Deloitte To Invest £430 Million On Cybersecurity Defences
As cyber threats continue to evolve, threatening the security of consulting firms and clients alike, Deloitte has announced plans to significantly boost its cyber security offering. Having already commenced a hiring spree in the field in Europe, the firm will now invest £430 million into its cybersecurity line, following a major breach of its defences in 2017.
As of last year, Deloitte remains the largest global provider of cybersecurity consulting. The firm raked in $2.8 billion in revenues from the service line in 2016 alone, the largest part of a billion more than its nearest competitor, fellow Big Four firm EY.
Meanwhile, top ten competitors such as BAE Systems have actually scaled back spending on the lucrative business, meaning Deloitte’s position as the leader of the pack looked increasingly reassured.
However, 2017 was also the year that the Deloitte was hit by a major breach of security. A hacker compromised the firm’s global email server through an “administrator’s account” that, in theory, gave them privileged, unrestricted “access to all areas”, including significant aspects of US governmental apparatus.
Despite Deloitte referring to the process as a “sophisticated hack” meanwhile, the Guardian newspaper revealed the breach to the public, also reported sources having stated that the account required only a single password, and did not have “two-step” verification.
While a subsequent investigation from disgraced former New York Attorney General Eric Schneiderman seems to have vanished following his exit from office amid sexual abuse allegations, Deloitte remains keen to avoid any further controversy on the matter.
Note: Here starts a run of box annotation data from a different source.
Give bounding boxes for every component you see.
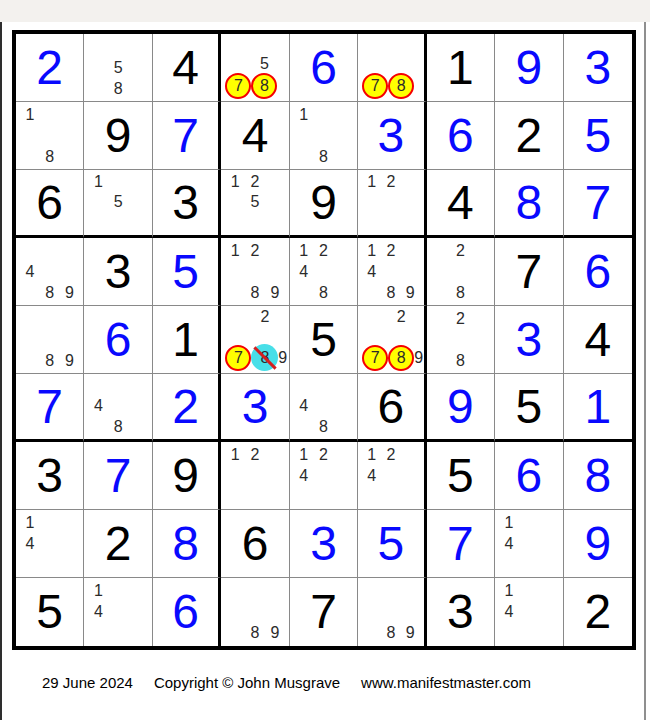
cell-r1c4[interactable]: 578 <box>221 34 289 102</box>
pencil-marks: 89 <box>362 580 419 644</box>
pencil-marks: 578 <box>225 36 284 99</box>
pencil-marks: 124 <box>362 444 419 507</box>
entered-digit: 7 <box>16 374 83 439</box>
cell-r8c4[interactable]: 6 <box>221 510 289 578</box>
cell-r5c3[interactable]: 1 <box>153 306 221 374</box>
given-digit: 1 <box>427 34 494 101</box>
pencil-marks: 28 <box>431 308 490 371</box>
footer-copyright: Copyright © John Musgrave <box>154 674 340 691</box>
cell-r4c6[interactable]: 12489 <box>358 238 426 306</box>
given-digit: 4 <box>153 34 218 101</box>
candidate: 4 <box>20 261 40 282</box>
candidate: 4 <box>362 261 381 282</box>
given-digit: 1 <box>153 306 218 373</box>
given-digit: 5 <box>16 578 83 646</box>
cell-r4c3[interactable]: 5 <box>153 238 221 306</box>
given-digit: 3 <box>153 170 218 235</box>
cell-r9c7[interactable]: 3 <box>427 578 495 646</box>
entered-digit: 6 <box>564 238 632 305</box>
candidate: 4 <box>499 533 519 554</box>
given-digit: 6 <box>16 170 83 235</box>
cell-r6c3[interactable]: 2 <box>153 374 221 442</box>
entered-digit: 6 <box>153 578 218 646</box>
candidate: 9 <box>278 344 287 371</box>
given-digit: 3 <box>16 442 83 509</box>
cell-r9c6[interactable]: 89 <box>358 578 426 646</box>
entered-digit: 5 <box>564 102 632 169</box>
cell-r5c7[interactable]: 28 <box>427 306 495 374</box>
cell-r7c7[interactable]: 5 <box>427 442 495 510</box>
cell-r4c7[interactable]: 28 <box>427 238 495 306</box>
entered-digit: 7 <box>153 102 218 169</box>
given-digit: 6 <box>221 510 288 577</box>
cell-r5c5[interactable]: 5 <box>290 306 358 374</box>
candidate: 5 <box>251 55 277 74</box>
cell-r9c2[interactable]: 14 <box>84 578 152 646</box>
pencil-marks: 14 <box>20 512 79 575</box>
cell-r6c1[interactable]: 7 <box>16 374 84 442</box>
candidate: 1 <box>294 240 314 261</box>
pencil-marks: 12 <box>225 444 284 507</box>
pencil-marks: 89 <box>20 308 79 371</box>
cell-r6c7[interactable]: 9 <box>427 374 495 442</box>
circled-candidate: 8 <box>251 73 277 99</box>
entered-digit: 3 <box>358 102 423 169</box>
candidate: 9 <box>265 282 285 303</box>
entered-digit: 1 <box>564 374 632 439</box>
candidate: 2 <box>245 444 265 465</box>
cell-r5c8[interactable]: 3 <box>495 306 563 374</box>
cell-r8c9[interactable]: 9 <box>564 510 632 578</box>
pencil-marks: 14 <box>499 512 558 575</box>
cell-r1c5[interactable]: 6 <box>290 34 358 102</box>
given-digit: 2 <box>495 102 562 169</box>
entered-digit: 3 <box>221 374 288 439</box>
candidate: 8 <box>40 282 60 303</box>
given-digit: 7 <box>290 578 357 646</box>
cell-r7c3[interactable]: 9 <box>153 442 221 510</box>
cell-r8c1[interactable]: 14 <box>16 510 84 578</box>
cell-r9c8[interactable]: 14 <box>495 578 563 646</box>
cell-r2c9[interactable]: 5 <box>564 102 632 170</box>
sudoku-board: 2584578678193189741836256153125912487489… <box>12 30 636 650</box>
circled-candidate: 8 <box>388 73 414 99</box>
window-right-border <box>644 22 646 720</box>
candidate: 1 <box>499 512 519 533</box>
entered-digit: 6 <box>495 442 562 509</box>
window-left-border <box>0 22 2 720</box>
cell-r1c7[interactable]: 1 <box>427 34 495 102</box>
candidate: 1 <box>20 512 40 533</box>
footer: 29 June 2024 Copyright © John Musgrave w… <box>42 674 531 691</box>
given-digit: 3 <box>84 238 151 305</box>
cell-r5c6[interactable]: 2789 <box>358 306 426 374</box>
given-digit: 6 <box>358 374 423 439</box>
cell-r6c2[interactable]: 48 <box>84 374 152 442</box>
candidate: 4 <box>88 601 108 622</box>
given-digit: 3 <box>427 578 494 646</box>
candidate: 1 <box>225 444 245 465</box>
cell-r5c4[interactable]: 2789 <box>221 306 289 374</box>
candidate: 8 <box>381 623 400 644</box>
candidate: 8 <box>450 350 470 371</box>
cell-r6c6[interactable]: 6 <box>358 374 426 442</box>
pencil-marks: 2789 <box>362 308 419 371</box>
given-digit: 2 <box>564 578 632 646</box>
entered-digit: 3 <box>290 510 357 577</box>
candidate: 5 <box>108 57 128 78</box>
cell-r7c5[interactable]: 124 <box>290 442 358 510</box>
candidate: 2 <box>450 240 470 261</box>
given-digit: 5 <box>495 374 562 439</box>
candidate: 1 <box>294 104 314 125</box>
cell-r2c8[interactable]: 2 <box>495 102 563 170</box>
cell-r7c4[interactable]: 12 <box>221 442 289 510</box>
cell-r8c2[interactable]: 2 <box>84 510 152 578</box>
cell-r5c1[interactable]: 89 <box>16 306 84 374</box>
candidate: 1 <box>362 240 381 261</box>
cell-r8c6[interactable]: 5 <box>358 510 426 578</box>
entered-digit: 3 <box>564 34 632 101</box>
cell-r3c9[interactable]: 7 <box>564 170 632 238</box>
pencil-marks: 14 <box>88 580 147 644</box>
candidate: 2 <box>245 240 265 261</box>
cell-r2c7[interactable]: 6 <box>427 102 495 170</box>
given-digit: 5 <box>290 306 357 373</box>
circled-candidate: 7 <box>225 345 251 371</box>
entered-digit: 5 <box>358 510 423 577</box>
candidate: 1 <box>362 172 381 192</box>
entered-digit: 9 <box>495 34 562 101</box>
candidate: 2 <box>314 444 334 465</box>
candidate: 5 <box>108 192 128 212</box>
pencil-marks: 28 <box>431 240 490 303</box>
cell-r3c8[interactable]: 8 <box>495 170 563 238</box>
entered-digit: 8 <box>153 510 218 577</box>
pencil-marks: 125 <box>225 172 284 233</box>
pencil-marks: 15 <box>88 172 147 233</box>
circled-candidate: 7 <box>362 345 388 371</box>
candidate: 1 <box>88 172 108 192</box>
given-digit: 9 <box>84 102 151 169</box>
pencil-marks: 58 <box>88 36 147 99</box>
cell-r1c6[interactable]: 78 <box>358 34 426 102</box>
cell-r1c1[interactable]: 2 <box>16 34 84 102</box>
cell-r5c9[interactable]: 4 <box>564 306 632 374</box>
entered-digit: 2 <box>16 34 83 101</box>
given-digit: 4 <box>427 170 494 235</box>
candidate: 8 <box>450 282 470 303</box>
cell-r2c1[interactable]: 18 <box>16 102 84 170</box>
cell-r2c3[interactable]: 7 <box>153 102 221 170</box>
pencil-marks: 2789 <box>225 308 284 371</box>
candidate: 8 <box>108 417 128 437</box>
cell-r9c1[interactable]: 5 <box>16 578 84 646</box>
candidate: 8 <box>108 78 128 99</box>
cell-r7c8[interactable]: 6 <box>495 442 563 510</box>
candidate: 9 <box>265 623 285 644</box>
entered-digit: 2 <box>153 374 218 439</box>
entered-digit: 8 <box>564 442 632 509</box>
cell-r3c4[interactable]: 125 <box>221 170 289 238</box>
given-digit: 5 <box>427 442 494 509</box>
cell-r6c8[interactable]: 5 <box>495 374 563 442</box>
candidate: 8 <box>40 146 60 167</box>
given-digit: 9 <box>290 170 357 235</box>
given-digit: 9 <box>153 442 218 509</box>
entered-digit: 7 <box>564 170 632 235</box>
candidate: 9 <box>414 345 423 371</box>
circled-candidate: 7 <box>362 73 388 99</box>
cell-r9c3[interactable]: 6 <box>153 578 221 646</box>
candidate: 1 <box>362 444 381 465</box>
entered-digit: 6 <box>290 34 357 101</box>
candidate: 1 <box>225 240 245 261</box>
cell-r8c7[interactable]: 7 <box>427 510 495 578</box>
cell-r4c9[interactable]: 6 <box>564 238 632 306</box>
pencil-marks: 1289 <box>225 240 284 303</box>
eliminated-candidate: 8 <box>251 344 278 371</box>
entered-digit: 6 <box>84 306 151 373</box>
pencil-marks: 18 <box>294 104 353 167</box>
candidate: 2 <box>381 444 400 465</box>
cell-r4c2[interactable]: 3 <box>84 238 152 306</box>
entered-digit: 3 <box>495 306 562 373</box>
cell-r8c8[interactable]: 14 <box>495 510 563 578</box>
cell-r5c2[interactable]: 6 <box>84 306 152 374</box>
given-digit: 7 <box>495 238 562 305</box>
candidate: 8 <box>314 282 334 303</box>
candidate: 8 <box>245 623 265 644</box>
cell-r8c5[interactable]: 3 <box>290 510 358 578</box>
pencil-marks: 78 <box>362 36 419 99</box>
candidate: 1 <box>20 104 40 125</box>
entered-digit: 8 <box>495 170 562 235</box>
candidate: 9 <box>401 282 420 303</box>
cell-r6c4[interactable]: 3 <box>221 374 289 442</box>
cell-r3c7[interactable]: 4 <box>427 170 495 238</box>
candidate: 5 <box>245 192 265 212</box>
pencil-marks: 489 <box>20 240 79 303</box>
pencil-marks: 89 <box>225 580 284 644</box>
entered-digit: 9 <box>564 510 632 577</box>
entered-digit: 9 <box>427 374 494 439</box>
candidate: 8 <box>245 282 265 303</box>
candidate: 8 <box>40 350 60 371</box>
cell-r9c5[interactable]: 7 <box>290 578 358 646</box>
cell-r3c6[interactable]: 12 <box>358 170 426 238</box>
entered-digit: 7 <box>427 510 494 577</box>
cell-r7c9[interactable]: 8 <box>564 442 632 510</box>
candidate: 1 <box>88 580 108 601</box>
cell-r6c9[interactable]: 1 <box>564 374 632 442</box>
cell-r1c9[interactable]: 3 <box>564 34 632 102</box>
pencil-marks: 1248 <box>294 240 353 303</box>
candidate: 9 <box>60 282 80 303</box>
cell-r2c4[interactable]: 4 <box>221 102 289 170</box>
cell-r6c5[interactable]: 48 <box>290 374 358 442</box>
candidate: 8 <box>314 417 334 437</box>
candidate: 2 <box>245 172 265 192</box>
cell-r2c2[interactable]: 9 <box>84 102 152 170</box>
candidate: 2 <box>388 308 414 327</box>
cell-r4c8[interactable]: 7 <box>495 238 563 306</box>
candidate: 4 <box>294 261 314 282</box>
candidate: 4 <box>20 533 40 554</box>
cell-r1c3[interactable]: 4 <box>153 34 221 102</box>
pencil-marks: 48 <box>88 376 147 437</box>
candidate: 2 <box>381 240 400 261</box>
cell-r4c4[interactable]: 1289 <box>221 238 289 306</box>
candidate: 4 <box>362 465 381 486</box>
candidate: 2 <box>381 172 400 192</box>
given-digit: 2 <box>84 510 151 577</box>
candidate: 2 <box>251 308 278 326</box>
candidate: 1 <box>225 172 245 192</box>
pencil-marks: 12489 <box>362 240 419 303</box>
cell-r7c1[interactable]: 3 <box>16 442 84 510</box>
candidate: 2 <box>450 308 470 329</box>
given-digit: 4 <box>221 102 288 169</box>
cell-r1c8[interactable]: 9 <box>495 34 563 102</box>
candidate: 4 <box>294 396 314 416</box>
pencil-marks: 124 <box>294 444 353 507</box>
cell-r4c5[interactable]: 1248 <box>290 238 358 306</box>
cell-r7c2[interactable]: 7 <box>84 442 152 510</box>
cell-r3c2[interactable]: 15 <box>84 170 152 238</box>
pencil-marks: 48 <box>294 376 353 437</box>
cell-r8c3[interactable]: 8 <box>153 510 221 578</box>
pencil-marks: 18 <box>20 104 79 167</box>
cell-r1c2[interactable]: 58 <box>84 34 152 102</box>
candidate: 1 <box>499 580 519 601</box>
cell-r3c1[interactable]: 6 <box>16 170 84 238</box>
pencil-marks: 14 <box>499 580 558 644</box>
given-digit: 4 <box>564 306 632 373</box>
footer-date: 29 June 2024 <box>42 674 133 691</box>
circled-candidate: 8 <box>388 345 414 371</box>
cell-r9c4[interactable]: 89 <box>221 578 289 646</box>
candidate: 4 <box>499 601 519 622</box>
cell-r7c6[interactable]: 124 <box>358 442 426 510</box>
footer-website: www.manifestmaster.com <box>361 674 531 691</box>
candidate: 9 <box>60 350 80 371</box>
candidate: 8 <box>381 282 400 303</box>
candidate: 9 <box>401 623 420 644</box>
candidate: 2 <box>314 240 334 261</box>
candidate: 1 <box>294 444 314 465</box>
cell-r4c1[interactable]: 489 <box>16 238 84 306</box>
entered-digit: 7 <box>84 442 151 509</box>
pencil-marks: 12 <box>362 172 419 233</box>
candidate: 4 <box>294 465 314 486</box>
entered-digit: 5 <box>153 238 218 305</box>
cell-r3c3[interactable]: 3 <box>153 170 221 238</box>
entered-digit: 6 <box>427 102 494 169</box>
cell-r2c6[interactable]: 3 <box>358 102 426 170</box>
cell-r9c9[interactable]: 2 <box>564 578 632 646</box>
candidate: 8 <box>314 146 334 167</box>
window-top-strip <box>0 0 650 22</box>
cell-r3c5[interactable]: 9 <box>290 170 358 238</box>
candidate: 4 <box>88 396 108 416</box>
cell-r2c5[interactable]: 18 <box>290 102 358 170</box>
circled-candidate: 7 <box>225 73 251 99</box>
As a result, the Big Four firm has announced plans to pump £430 million into bolstering its own cybersecurity defences.
As well as helping to restore the trust of clients in the firm’s security, Deloitte’s increased cyber security budget will go towards advanced monitoring capabilities, more staff for the cyber team and new technologies to improve data protection.
The news follows the announcement of the company’s European practice in March that it planned to hire another 500 staff to work in cyber security by the end of 2018. The first marquee hire of this intake was former Executive Director of European law enforcement agency Europol, Rob Wainwright, who arrives at the firm in June with a remit to focus on cyber-crime and fraud.
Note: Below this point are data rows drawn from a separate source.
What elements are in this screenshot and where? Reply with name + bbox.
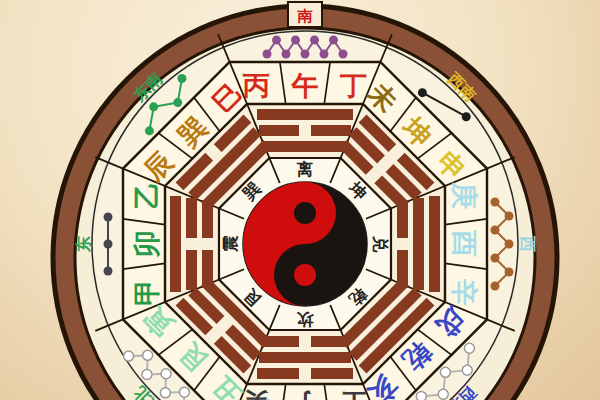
trigram-bar-兑 xyxy=(429,196,440,292)
luoshu-dot xyxy=(505,268,514,277)
mountain-char: 酉 xyxy=(449,230,480,258)
luoshu-dot xyxy=(438,389,448,399)
mountain-char: 壬 xyxy=(340,388,368,400)
trigram-bar-震 xyxy=(170,196,181,292)
trigram-bar-离 xyxy=(261,141,349,152)
luoshu-dot xyxy=(310,36,319,45)
mountain-char: 庚 xyxy=(449,181,480,209)
luoshu-dot xyxy=(142,369,152,379)
luoshu-dot xyxy=(462,112,471,121)
luoshu-dot xyxy=(124,351,134,361)
luoshu-dot xyxy=(491,282,500,291)
luoshu-dot xyxy=(145,126,154,135)
trigram-bar-坎 xyxy=(311,336,349,347)
trigram-bar-离 xyxy=(257,109,353,120)
direction-label: 东 xyxy=(74,236,93,253)
luoshu-dot xyxy=(416,391,426,400)
luoshu-dot xyxy=(491,254,500,263)
trigram-name: 震 xyxy=(221,235,240,253)
trigram-bar-坎 xyxy=(259,352,351,363)
luoshu-dot xyxy=(320,50,329,59)
mountain-char: 子 xyxy=(292,388,320,400)
luoshu-dot xyxy=(282,50,291,59)
luoshu-dot xyxy=(464,343,474,353)
trigram-name: 兑 xyxy=(371,235,390,253)
mountain-char: 午 xyxy=(291,70,319,101)
taiji-eye-bottom xyxy=(294,264,316,286)
mountain-char: 丙 xyxy=(242,70,270,101)
mountain-char: 甲 xyxy=(131,279,162,306)
luoshu-dot xyxy=(149,102,158,111)
mountain-char: 丁 xyxy=(339,70,367,101)
luoshu-dot xyxy=(418,88,427,97)
trigram-bar-震 xyxy=(186,250,197,290)
mountain-char: 乙 xyxy=(131,182,162,209)
luoshu-dot xyxy=(505,212,514,221)
trigram-bar-震 xyxy=(186,198,197,238)
luoshu-dot xyxy=(143,350,153,360)
mountain-char: 卯 xyxy=(131,231,162,259)
luoshu-dot xyxy=(329,36,338,45)
taiji-eye-top xyxy=(294,202,316,224)
trigram-bar-坎 xyxy=(257,368,299,379)
south-label: 南 xyxy=(297,7,313,25)
luoshu-dot xyxy=(263,50,272,59)
luoshu-dot xyxy=(491,226,500,235)
luoshu-dot xyxy=(301,50,310,59)
luoshu-dot xyxy=(339,50,348,59)
luoshu-dot xyxy=(272,36,281,45)
trigram-bar-震 xyxy=(202,250,213,288)
luoshu-dot xyxy=(177,74,186,83)
luoshu-dot xyxy=(160,388,170,398)
luoshu-dot xyxy=(462,365,472,375)
direction-label: 西 xyxy=(518,235,537,252)
trigram-bar-兑 xyxy=(413,198,424,290)
luoshu-dot xyxy=(161,369,171,379)
luoshu-dot xyxy=(505,240,514,249)
bagua-board: 丙午丁离未坤申坤西南庚酉辛兑西戌乾亥乾西北壬子癸坎丑艮寅艮东北甲卯乙震东辰巽巳巽… xyxy=(0,0,600,400)
trigram-name: 坎 xyxy=(296,310,314,329)
trigram-name: 离 xyxy=(296,160,314,179)
mountain-char: 辛 xyxy=(449,278,480,306)
luoshu-dot xyxy=(291,36,300,45)
luoshu-dot xyxy=(491,198,500,207)
luoshu-dot xyxy=(173,98,182,107)
luoshu-dot xyxy=(104,267,113,276)
bagua-compass-diagram: 丙午丁离未坤申坤西南庚酉辛兑西戌乾亥乾西北壬子癸坎丑艮寅艮东北甲卯乙震东辰巽巳巽… xyxy=(0,0,600,400)
trigram-bar-离 xyxy=(259,125,299,136)
trigram-bar-坎 xyxy=(311,368,353,379)
luoshu-dot xyxy=(104,213,113,222)
luoshu-dot xyxy=(104,240,113,249)
luoshu-dot xyxy=(179,387,189,397)
trigram-bar-兑 xyxy=(397,200,408,238)
luoshu-dot xyxy=(440,367,450,377)
trigram-bar-离 xyxy=(311,125,351,136)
Larry Quinlan, Deloitte’s global Chief Information Officer, said the firm was upping its spending in the area to combat cyber threats which are “evolving and persistent”. He further explained, “Cyber threat management is a fundamental part of doing business today and requires more than just the right technology and infrastructure. It requires the right behaviours as well.”
Quinlan then pointedly added, “No company or industry is immune from a cyber incident.”
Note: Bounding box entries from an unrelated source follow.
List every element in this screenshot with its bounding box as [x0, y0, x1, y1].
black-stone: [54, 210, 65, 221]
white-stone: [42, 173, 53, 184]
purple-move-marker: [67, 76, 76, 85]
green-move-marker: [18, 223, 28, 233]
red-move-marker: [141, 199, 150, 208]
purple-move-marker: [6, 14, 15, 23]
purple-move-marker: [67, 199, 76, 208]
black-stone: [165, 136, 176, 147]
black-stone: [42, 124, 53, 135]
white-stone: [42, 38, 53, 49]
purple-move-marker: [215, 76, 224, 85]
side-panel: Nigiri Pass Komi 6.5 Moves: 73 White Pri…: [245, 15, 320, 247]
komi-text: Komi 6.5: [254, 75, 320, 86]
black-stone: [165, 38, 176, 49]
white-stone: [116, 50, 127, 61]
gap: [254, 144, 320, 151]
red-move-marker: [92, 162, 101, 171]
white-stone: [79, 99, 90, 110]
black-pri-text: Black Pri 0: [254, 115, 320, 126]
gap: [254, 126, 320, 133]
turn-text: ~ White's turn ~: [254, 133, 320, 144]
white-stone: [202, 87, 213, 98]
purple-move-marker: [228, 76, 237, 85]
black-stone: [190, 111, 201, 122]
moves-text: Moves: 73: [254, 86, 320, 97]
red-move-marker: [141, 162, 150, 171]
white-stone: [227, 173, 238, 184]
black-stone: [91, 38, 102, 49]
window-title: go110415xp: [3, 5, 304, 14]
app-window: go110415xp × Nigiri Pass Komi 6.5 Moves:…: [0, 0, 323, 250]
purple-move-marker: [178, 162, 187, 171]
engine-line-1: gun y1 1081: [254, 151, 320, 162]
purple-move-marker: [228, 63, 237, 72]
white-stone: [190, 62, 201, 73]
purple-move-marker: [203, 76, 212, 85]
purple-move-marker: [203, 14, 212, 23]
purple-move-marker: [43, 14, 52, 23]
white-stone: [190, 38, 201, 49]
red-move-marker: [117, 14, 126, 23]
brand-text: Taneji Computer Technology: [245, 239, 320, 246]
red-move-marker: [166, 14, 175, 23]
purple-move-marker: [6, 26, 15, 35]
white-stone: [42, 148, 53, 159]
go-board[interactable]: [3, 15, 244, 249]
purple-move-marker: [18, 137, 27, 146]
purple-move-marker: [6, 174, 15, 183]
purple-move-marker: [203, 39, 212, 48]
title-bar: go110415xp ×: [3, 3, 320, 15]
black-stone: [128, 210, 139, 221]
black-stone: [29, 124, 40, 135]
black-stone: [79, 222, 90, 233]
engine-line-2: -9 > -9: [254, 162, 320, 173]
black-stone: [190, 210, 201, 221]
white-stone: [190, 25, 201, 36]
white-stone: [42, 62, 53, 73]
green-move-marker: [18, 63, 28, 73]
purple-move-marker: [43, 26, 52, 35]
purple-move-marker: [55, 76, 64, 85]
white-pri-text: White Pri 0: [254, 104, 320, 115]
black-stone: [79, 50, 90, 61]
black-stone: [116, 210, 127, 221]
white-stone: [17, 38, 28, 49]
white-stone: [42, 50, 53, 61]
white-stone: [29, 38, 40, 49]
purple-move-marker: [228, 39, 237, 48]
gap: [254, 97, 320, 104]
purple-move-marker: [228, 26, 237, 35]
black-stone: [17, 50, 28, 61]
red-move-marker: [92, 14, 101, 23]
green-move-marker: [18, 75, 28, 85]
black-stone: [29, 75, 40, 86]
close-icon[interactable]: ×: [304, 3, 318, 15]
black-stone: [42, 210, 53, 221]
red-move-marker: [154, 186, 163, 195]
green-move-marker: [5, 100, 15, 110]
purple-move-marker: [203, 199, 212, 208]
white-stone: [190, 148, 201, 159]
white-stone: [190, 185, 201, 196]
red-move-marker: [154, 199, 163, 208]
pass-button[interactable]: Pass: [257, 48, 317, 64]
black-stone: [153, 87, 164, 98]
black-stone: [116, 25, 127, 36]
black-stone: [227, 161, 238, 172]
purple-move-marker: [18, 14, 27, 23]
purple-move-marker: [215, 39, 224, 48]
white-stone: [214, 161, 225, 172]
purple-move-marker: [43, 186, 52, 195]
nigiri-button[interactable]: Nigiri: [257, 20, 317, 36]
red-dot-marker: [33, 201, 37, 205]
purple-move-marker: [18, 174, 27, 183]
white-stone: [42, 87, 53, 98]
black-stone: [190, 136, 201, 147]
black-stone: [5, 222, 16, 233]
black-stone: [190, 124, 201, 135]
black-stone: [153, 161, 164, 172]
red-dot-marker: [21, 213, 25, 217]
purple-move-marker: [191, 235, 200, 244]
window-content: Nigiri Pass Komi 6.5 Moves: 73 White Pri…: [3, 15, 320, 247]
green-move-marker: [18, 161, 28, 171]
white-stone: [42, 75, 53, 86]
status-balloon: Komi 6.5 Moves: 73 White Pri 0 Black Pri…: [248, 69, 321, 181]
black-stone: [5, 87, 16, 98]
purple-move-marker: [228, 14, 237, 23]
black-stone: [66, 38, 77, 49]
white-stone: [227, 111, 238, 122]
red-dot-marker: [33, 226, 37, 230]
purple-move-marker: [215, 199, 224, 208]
This is something that entities of all shapes and sizes will be well aware of. Last year fellow consultancy Accenture was caught out with lax cyber defences, having left client information in a unprotected cloud server.
Financial institutions are the most common target, perhaps unsurprisingly, with large companies including Equifax, JPMorgan, Merck and DLA Piper among those that have fallen victim to high-profile hacks of late.
The implementation of Europe’s long heralded General Data Protection Regulation in May has also added further pressure on companies to boost their defences, with fines for breaching the rules of up to €20 million, or 4% of a company’s turnover, depending which is higher.
Similarly, to Deloitte, the UK National Health Service was also caught out by a low-level hack in 2017. The WannaCry ransomware which breached patient data was able to enter the system via a gap left by legacy software which had not been updated beyond Windows XP as a cost-cutting measure for the cash-strapped NHS. Now the NHS is set to spend £150 million on cyber security to avoid future breaches of this kind.